Kesha’s comeback could have been a feud-inflaming rant of a song – or even a vacuous pop ditty; either would have gone viral. Instead, she has released something more nuanced and, in turn, has opened a new chapter in the public discussion surrounding sexual violence. In one song, she has turned the narrative about rape on its head.

 Nestled among lyrics like ‘Cause you brought the flames and you put me through hell/I had to learn how to fight for myself’, she also belts out ‘I hope you find your peace’ and ‘Sometimes I pray for you at night/Someday – maybe – you’ll see the light’.

 As someone who was sexually assaulted as a teenager, I know why Kesha has focused on compassion and not anger. Simply: she isn’t angry. She isn’t crumbling, or trying to convince us that she was telling the truth. We can choose to believe her, we can choose not to. She doesn’t care; but she does care about finding a way to move on – and that involves waving goodbye to her bitterness. This narrative is one that’s previously been missing in the myriad of think-pieces, interviews and debates on rape. Fury has been the emotion fuelling the fire – and that’s no bad thing. We do need anger. It’s what drove women to campaign for the first statutory definition of rape in 1976; it’s what pushed women to lobby for the marital rape exemption to be abolished in 1991. And that anger is still propelling us: in recent years, horror at the creeping prevalence of online pornography and the messages it subtly teaches boys about girls, has led to consent being discussed in classrooms around the country. Righteous fury at the men who force themselves onto and into women’s bodies simply because they want to – and simply because they can – is good for us. It was good for me. Becoming angry at the man who assaulted me was an essential part of getting better. If I hadn’t done that I’d still be blaming myself.

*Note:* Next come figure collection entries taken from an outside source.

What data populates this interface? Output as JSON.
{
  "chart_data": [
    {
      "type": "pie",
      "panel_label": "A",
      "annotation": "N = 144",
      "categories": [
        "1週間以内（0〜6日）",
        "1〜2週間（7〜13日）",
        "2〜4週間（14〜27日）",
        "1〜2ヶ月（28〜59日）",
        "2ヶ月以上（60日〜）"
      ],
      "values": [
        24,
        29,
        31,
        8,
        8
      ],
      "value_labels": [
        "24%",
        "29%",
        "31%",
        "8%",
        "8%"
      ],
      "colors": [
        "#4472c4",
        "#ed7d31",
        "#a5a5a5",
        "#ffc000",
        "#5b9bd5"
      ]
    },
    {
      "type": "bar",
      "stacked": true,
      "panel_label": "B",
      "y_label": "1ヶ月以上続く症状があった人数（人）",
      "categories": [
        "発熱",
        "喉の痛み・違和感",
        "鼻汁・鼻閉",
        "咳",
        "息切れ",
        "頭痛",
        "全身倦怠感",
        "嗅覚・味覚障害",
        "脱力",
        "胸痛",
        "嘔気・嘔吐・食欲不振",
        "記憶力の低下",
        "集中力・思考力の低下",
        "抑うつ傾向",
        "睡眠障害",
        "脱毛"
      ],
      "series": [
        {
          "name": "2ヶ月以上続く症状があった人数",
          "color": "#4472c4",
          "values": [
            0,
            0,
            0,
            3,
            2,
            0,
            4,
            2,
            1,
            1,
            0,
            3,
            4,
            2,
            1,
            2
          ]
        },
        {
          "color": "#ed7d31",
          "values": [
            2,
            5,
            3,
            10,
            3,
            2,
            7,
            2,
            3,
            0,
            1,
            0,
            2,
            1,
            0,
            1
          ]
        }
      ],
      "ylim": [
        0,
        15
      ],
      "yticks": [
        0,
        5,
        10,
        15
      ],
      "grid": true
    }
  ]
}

But it was also bad for me. Following my assault at university, I battled depression and post-traumatic stress disorder for years before eventually dropping out. It was my life that was  plunged into uncertainty, not his. Celebrating resilience – and showing women that it’s possible to rebuild their lives is essential

So often, this is how sexual violence plays out: the assailant gets to walk away unscathed, while the victim struggles with flashbacks, anxiety and depression. Eventually I realized that if I didn’t want my mental health to be the death of me, I’d have to change how I was looking at what happened. I’m not talking about forgiveness, nor am I talking about making apologies for my attacker. I’m talking about understanding that my assailant clearly didn’t grasp the concept of consent – and hoping that he does now. That small seed helped me shift a little of that bitterness and start working towards getting better. I wouldn’t wish what I went through as a teenager on anybody. But I came out the other side a stronger person and, as Kesha sings in her song, I am proud of that. Celebrating resilience – and showing women that it’s possible to rebuild their lives – is essential. Recovery is just as important to talk about as inadequate sentencing, consent and a culture that to often still prioritizes assailants over victims. Kesha has reframed that conversation and, from one survivor to another, I’m grateful to her for that.